Reformat and install from 16GB USB stick

1. Download Catalina from Apple Store to a working Mac
2. Create USB boot stick with free program DiskMaker X
3. Eject stick and reboot mac
4. Press Option Key as soon as u see the Mac apple
5. Choose to boot from USB Key - On this attempt, there was a message stating "A software update required to use this startup disk". Apparently the installer needs to peek at Mac server to see if it knows the Mac is enrolled in a management scheme and update, or it may be confused by mac T2 chip. It failed until the internet connection was established. With a wifi or ethernet connection it went through the installer update and was happy. Booted again to USB and continued like usual.
6. Open Disk Utility
7. Locate computer hard drive and choose Erase
8. Close disk utility
9. Do Install new Mac OS from USB
10. When it tries to setup, don't do anything. Just shut down and reboot again to recovery mode using Command + R keys just when u see the Mac apple.

No reformat. Start here if u did not install a fresh

1. Reboot mac and use Command + R key to enter recovery mode.

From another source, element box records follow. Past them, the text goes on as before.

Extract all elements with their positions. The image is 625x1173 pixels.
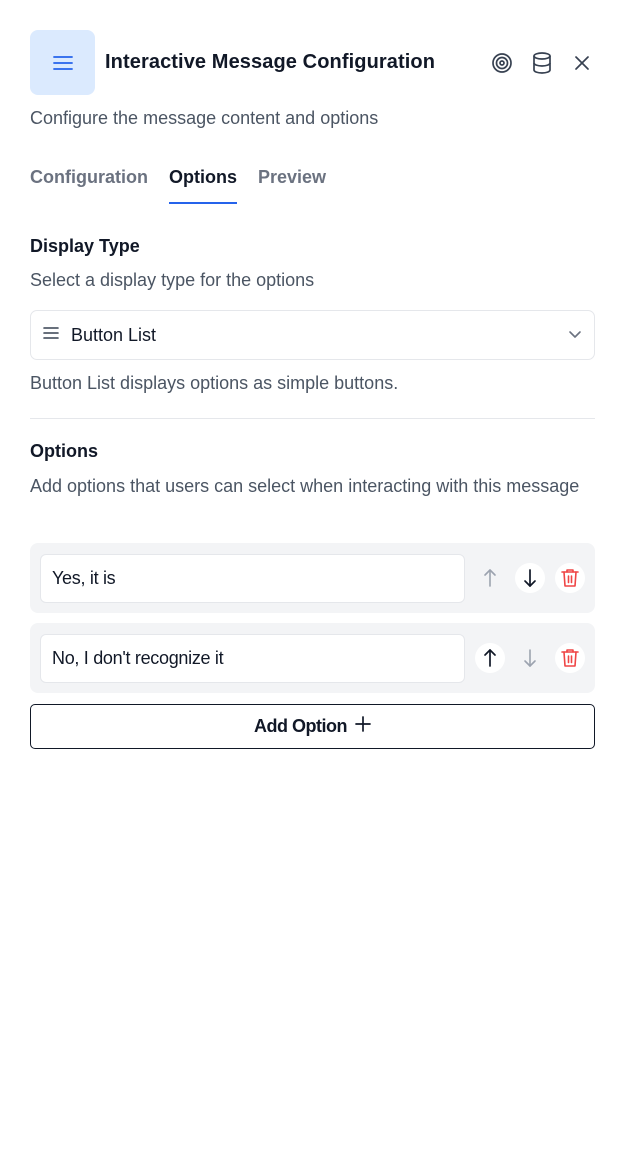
display-type-helper: Button List displays options as simple b… xyxy=(30,373,399,393)
option-row xyxy=(30,543,595,613)
panel-title: Interactive Message Configuration xyxy=(105,51,436,73)
option-input[interactable] xyxy=(40,634,465,683)
arrow-down-icon xyxy=(524,649,536,667)
display-type-selected: Button List xyxy=(71,324,157,345)
display-type-title: Display Type xyxy=(30,236,140,256)
options-description: Add options that users can select when i… xyxy=(30,476,580,496)
tab-options[interactable]: Options xyxy=(168,164,237,204)
move-down-button[interactable] xyxy=(515,643,545,673)
arrow-up-icon xyxy=(484,569,496,587)
section-divider xyxy=(30,418,595,419)
list-icon xyxy=(43,326,59,345)
list-icon xyxy=(30,30,95,95)
option-row xyxy=(30,623,595,693)
move-up-button[interactable] xyxy=(475,563,505,593)
delete-option-button[interactable] xyxy=(555,643,585,673)
tab-bar: Configuration Options Preview xyxy=(30,164,326,204)
header-actions xyxy=(489,30,595,95)
move-down-button[interactable] xyxy=(515,563,545,593)
option-input[interactable] xyxy=(40,554,465,603)
plus-icon xyxy=(355,716,371,737)
display-type-description: Select a display type for the options xyxy=(30,270,315,290)
add-option-label: Add Option xyxy=(254,716,347,736)
arrow-up-icon xyxy=(484,649,496,667)
display-type-select[interactable]: Button List xyxy=(30,310,595,360)
panel-header: Interactive Message Configuration xyxy=(30,30,595,95)
options-title: Options xyxy=(30,441,98,461)
delete-option-button[interactable] xyxy=(555,563,585,593)
chevron-down-icon xyxy=(568,327,582,346)
close-icon[interactable] xyxy=(569,50,595,76)
interactive-message-panel: Interactive Message Configuration Config… xyxy=(0,0,625,1173)
arrow-down-icon xyxy=(524,569,536,587)
trash-icon xyxy=(561,569,579,587)
move-up-button[interactable] xyxy=(475,643,505,673)
trash-icon xyxy=(561,649,579,667)
tab-preview[interactable]: Preview xyxy=(258,164,326,204)
panel-subtitle: Configure the message content and option… xyxy=(30,108,379,128)
target-icon[interactable] xyxy=(489,50,515,76)
database-icon[interactable] xyxy=(529,50,555,76)
tab-configuration[interactable]: Configuration xyxy=(30,164,148,204)
add-option-button[interactable]: Add Option xyxy=(30,704,595,749)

Disable Daemon, Agent and Phone home

1. In recovery tools choose Terminal from the Utilities menu
2. Do following command csrutil disable
3. Reboot and go again to recovery mode with Command + R key.
4. Use Disk utility to mount main Mac disk, if it is not mounted.
5. Close Disk utility
6. Choose Terminal from the Utilities menu

7. Type carefully the following commands in Terminal to prevent the MDM robots starting up

   cd /Volumes/Macintosh\ HD/System/Library

   mkdir LaunchDaemons.disabled LaunchAgents.disabled

   mv LaunchDaemons/com.apple.ManagedClient* LaunchDaemons.disabled/

   mv LaunchAgents/com.apple.ManagedClient* LaunchAgents.disabled/

8. Type carefully the next commands to send inquiries to blackhole

   cd ../../etc

   echo "0.0.0.0 iprofiles.apple.com" >> hosts

   echo "0.0.0.0 mdmenrollment.apple.com" >> hosts

   echo "0.0.0.0 deviceenrollment.apple.com" >> hosts

   echo "0.0.0.0 gdmf.apple.com" >> hosts

9. Last enable System Integrity Protection

   csrutil enable

10. Reboot the mac

Skip internet on first go

As going through setup, when prompted to establish a internet connection do not allow the connection. Skip it until you can click "Continue without an internet connection" and complete setting up the admin account and other features as prefered.

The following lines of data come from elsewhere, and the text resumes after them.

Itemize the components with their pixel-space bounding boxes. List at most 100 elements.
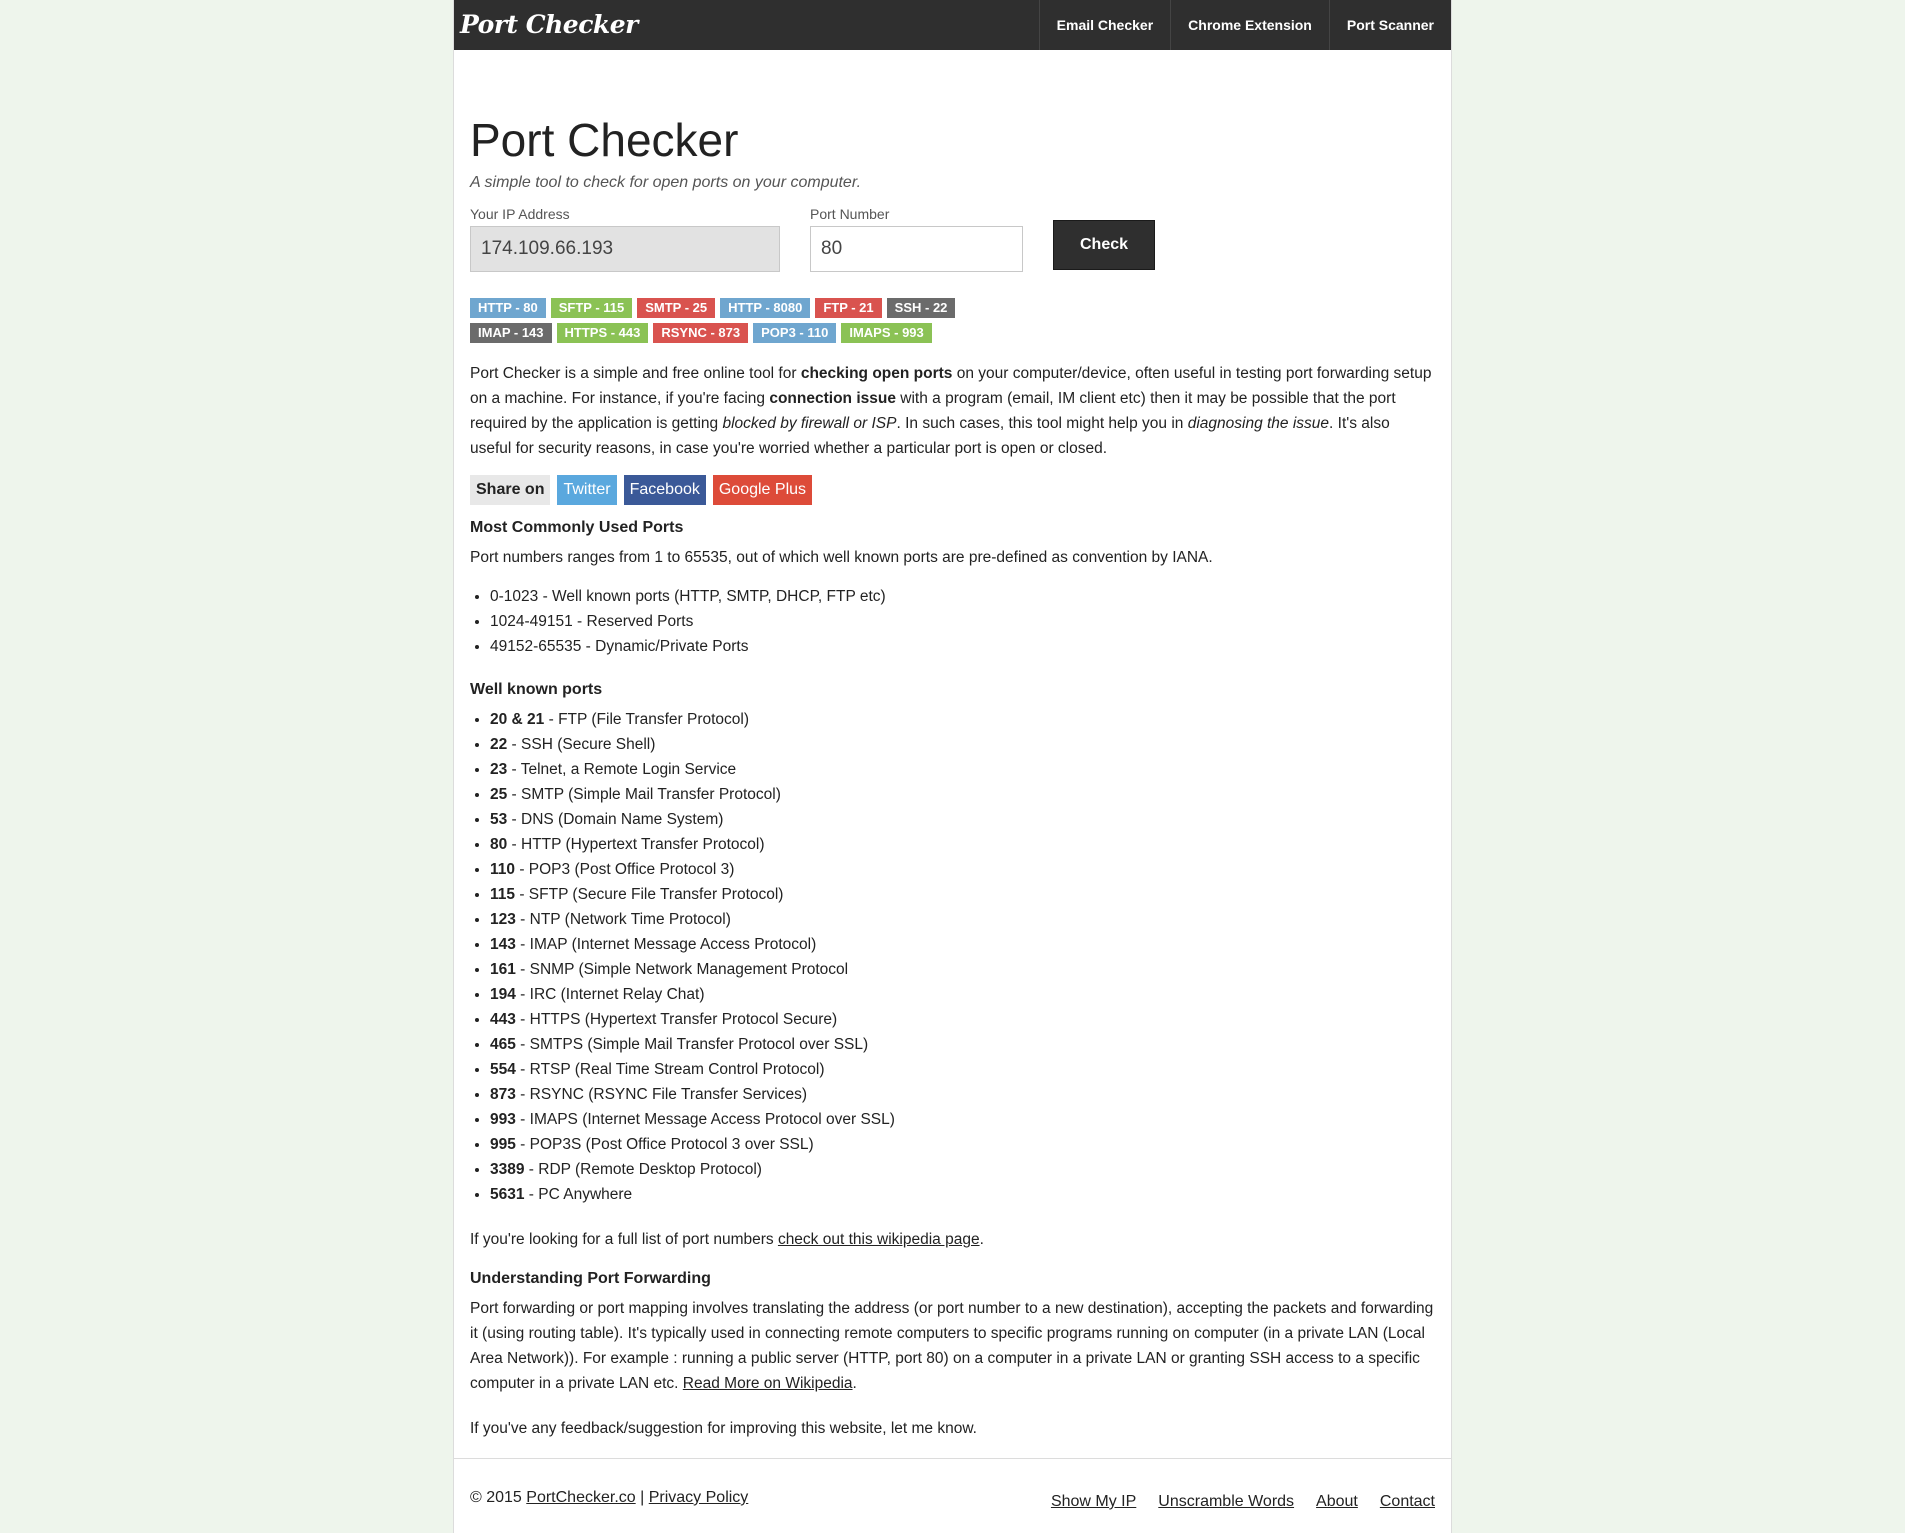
nav-chrome-extension[interactable]: Chrome Extension [1170,0,1329,50]
forwarding-end: . [852,1375,857,1392]
port-description: - POP3S (Post Office Protocol 3 over SSL… [515,1136,814,1153]
badge-ftp-21[interactable]: FTP - 21 [815,298,882,318]
port-number: 80 [490,836,508,853]
privacy-policy-link[interactable]: Privacy Policy [649,1489,749,1506]
footer-show-my-ip[interactable]: Show My IP [1051,1493,1136,1511]
badge-row-1: HTTP - 80 SFTP - 115 SMTP - 25 HTTP - 80… [470,298,1435,318]
badge-rsync-873[interactable]: RSYNC - 873 [653,323,749,343]
footer-separator: | [635,1489,649,1506]
port-number: 25 [490,786,508,803]
wikipedia-link[interactable]: check out this wikipedia page [778,1231,980,1248]
port-description: - RSYNC (RSYNC File Transfer Services) [515,1086,807,1103]
port-description: - IRC (Internet Relay Chat) [515,986,705,1003]
port-label: Port Number [810,206,890,222]
port-number: 873 [490,1086,516,1103]
port-number: 993 [490,1111,516,1128]
port-description: - IMAPS (Internet Message Access Protoco… [515,1111,895,1128]
share-facebook-button[interactable]: Facebook [623,475,706,505]
top-navbar: Port Checker Email Checker Chrome Extens… [454,0,1451,50]
table-row: 22 - SSH (Secure Shell) [490,732,1435,757]
badge-sftp-115[interactable]: SFTP - 115 [550,298,633,318]
nav-port-scanner[interactable]: Port Scanner [1328,0,1451,50]
site-link[interactable]: PortChecker.co [526,1489,635,1506]
port-field-group: Port Number [810,206,1023,272]
share-bar: Share on Twitter Facebook Google Plus [470,475,1435,505]
footer-links: Show My IP Unscramble Words About Contac… [1051,1493,1435,1511]
port-description: - POP3 (Post Office Protocol 3) [515,861,735,878]
ip-address-input[interactable] [470,226,780,272]
port-description: - SMTP (Simple Mail Transfer Protocol) [507,786,781,803]
table-row: 194 - IRC (Internet Relay Chat) [490,982,1435,1007]
list-item: 0-1023 - Well known ports (HTTP, SMTP, D… [490,584,1435,609]
nav-links: Email Checker Chrome Extension Port Scan… [1038,0,1451,50]
badge-https-443[interactable]: HTTPS - 443 [556,323,649,343]
well-known-heading: Well known ports [470,681,603,698]
port-description: - DNS (Domain Name System) [507,811,724,828]
quick-port-badges: HTTP - 80 SFTP - 115 SMTP - 25 HTTP - 80… [470,298,1435,343]
port-description: - Telnet, a Remote Login Service [507,761,737,778]
common-ports-text: Port numbers ranges from 1 to 65535, out… [470,549,1213,566]
badge-pop3-110[interactable]: POP3 - 110 [753,323,837,343]
port-description: - HTTP (Hypertext Transfer Protocol) [507,836,765,853]
forwarding-text: Port forwarding or port mapping involves… [470,1300,1434,1392]
port-number: 995 [490,1136,516,1153]
read-more-wikipedia-link[interactable]: Read More on Wikipedia [683,1375,853,1392]
footer-about[interactable]: About [1316,1493,1358,1511]
table-row: 993 - IMAPS (Internet Message Access Pro… [490,1107,1435,1132]
footer-copyright: © 2015 PortChecker.co | Privacy Policy [470,1489,748,1507]
port-number: 161 [490,961,516,978]
intro-text-1: Port Checker is a simple and free online… [470,365,801,382]
main-content: Port Checker A simple tool to check for … [454,50,1451,1441]
brand-logo[interactable]: Port Checker [454,0,638,50]
port-description: - SMTPS (Simple Mail Transfer Protocol o… [515,1036,869,1053]
intro-bold-2: connection issue [769,390,896,407]
table-row: 80 - HTTP (Hypertext Transfer Protocol) [490,832,1435,857]
footer: © 2015 PortChecker.co | Privacy Policy S… [454,1458,1451,1510]
table-row: 443 - HTTPS (Hypertext Transfer Protocol… [490,1007,1435,1032]
badge-row-2: IMAP - 143 HTTPS - 443 RSYNC - 873 POP3 … [470,323,1435,343]
copyright-text: © 2015 [470,1489,527,1506]
footer-unscramble-words[interactable]: Unscramble Words [1158,1493,1294,1511]
badge-http-80[interactable]: HTTP - 80 [470,298,546,318]
port-description: - IMAP (Internet Message Access Protocol… [515,936,817,953]
table-row: 995 - POP3S (Post Office Protocol 3 over… [490,1132,1435,1157]
port-description: - PC Anywhere [524,1186,633,1203]
port-number: 22 [490,736,508,753]
common-ports-heading: Most Commonly Used Ports [470,519,684,536]
port-forwarding-heading: Understanding Port Forwarding [470,1270,711,1287]
page-title: Port Checker [470,114,739,166]
intro-italic-1: blocked by firewall or ISP [722,415,897,432]
port-number: 20 & 21 [490,711,545,728]
port-number-input[interactable] [810,226,1023,272]
port-description: - FTP (File Transfer Protocol) [544,711,749,728]
table-row: 161 - SNMP (Simple Network Management Pr… [490,957,1435,982]
feedback-text: If you've any feedback/suggestion for im… [470,1420,977,1437]
badge-ssh-22[interactable]: SSH - 22 [886,298,956,318]
table-row: 873 - RSYNC (RSYNC File Transfer Service… [490,1082,1435,1107]
footer-contact[interactable]: Contact [1380,1493,1435,1511]
share-label: Share on [470,475,551,505]
port-number: 465 [490,1036,516,1053]
port-forwarding-text: Port forwarding or port mapping involves… [470,1296,1435,1396]
well-known-list: 20 & 21 - FTP (File Transfer Protocol)22… [470,707,1435,1207]
share-google-button[interactable]: Google Plus [712,475,813,505]
port-number: 53 [490,811,508,828]
table-row: 20 & 21 - FTP (File Transfer Protocol) [490,707,1435,732]
badge-http-8080[interactable]: HTTP - 8080 [720,298,811,318]
intro-bold-1: checking open ports [800,365,953,382]
intro-text-4: . In such cases, this tool might help yo… [896,415,1188,432]
nav-email-checker[interactable]: Email Checker [1038,0,1171,50]
check-button[interactable]: Check [1053,220,1155,270]
port-description: - RDP (Remote Desktop Protocol) [524,1161,762,1178]
port-number: 3389 [490,1161,525,1178]
table-row: 554 - RTSP (Real Time Stream Control Pro… [490,1057,1435,1082]
badge-smtp-25[interactable]: SMTP - 25 [637,298,716,318]
share-twitter-button[interactable]: Twitter [557,475,617,505]
intro-italic-2: diagnosing the issue [1187,415,1330,432]
port-number: 443 [490,1011,516,1028]
badge-imap-143[interactable]: IMAP - 143 [470,323,552,343]
badge-imaps-993[interactable]: IMAPS - 993 [841,323,932,343]
table-row: 123 - NTP (Network Time Protocol) [490,907,1435,932]
table-row: 25 - SMTP (Simple Mail Transfer Protocol… [490,782,1435,807]
wiki-end: . [979,1231,984,1248]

When all done and in the admin account it was possible to connect internet and have been rebooting it numerus times now and did not get the enrollment prompt again.

Answer 3

I believe that there's an easier way, one that does incorporate some of the steps above. Here's what worked for me:

Editing the hosts file appears to have worked all by itself. There's no need to reboot into Recovery Mode, disable SIP or FileVault, or move/disable the plists controlling the daemons related to device enrollment and management. You can edit the hosts file in Terminal while logged in normally, although not using those "echo" commands (even typing 'sudo echo "0.0.0.0 albert.apple.com" >> hosts' gave the error 'permission denied: hosts'). I googled editing the hosts file, and the trick appears to be to use the nano editor:

1. Type in terminal: sudo nano /private/etc/hosts. Enter admin password when prompted.

2. Use Arrow key on your keyboard to move the cursor to the last line and type the following lines:

   0.0.0.0 iprofiles.apple.com
   0.0.0.0 mdmenrollment.apple.com
   0.0.0.0 deviceenrollment.apple.com
   

3. Press Control + X from keyboard to Exit.

4. Now you will be asked to asked whether you want to save and to enter Y for yes and N for No. Type Y [be sure to do this!]

5. Check to see whether the enrollment calls are being blocked by typing 'sudo profiles show -type enrollment'

You should see an error like this:

(34000) Error Domain=MCCloudConfigurationErrorDomain Code=34000 "The device failed to request configuration from the cloud." UserInfo={NSLocalizedDescription=The device failed to request configuration from the cloud., CloudConfigurationErrorType=CloudConfigurationFatalError}

That should be all there is to it! Many thanks to all those on gist.github.com who proposed various solutions.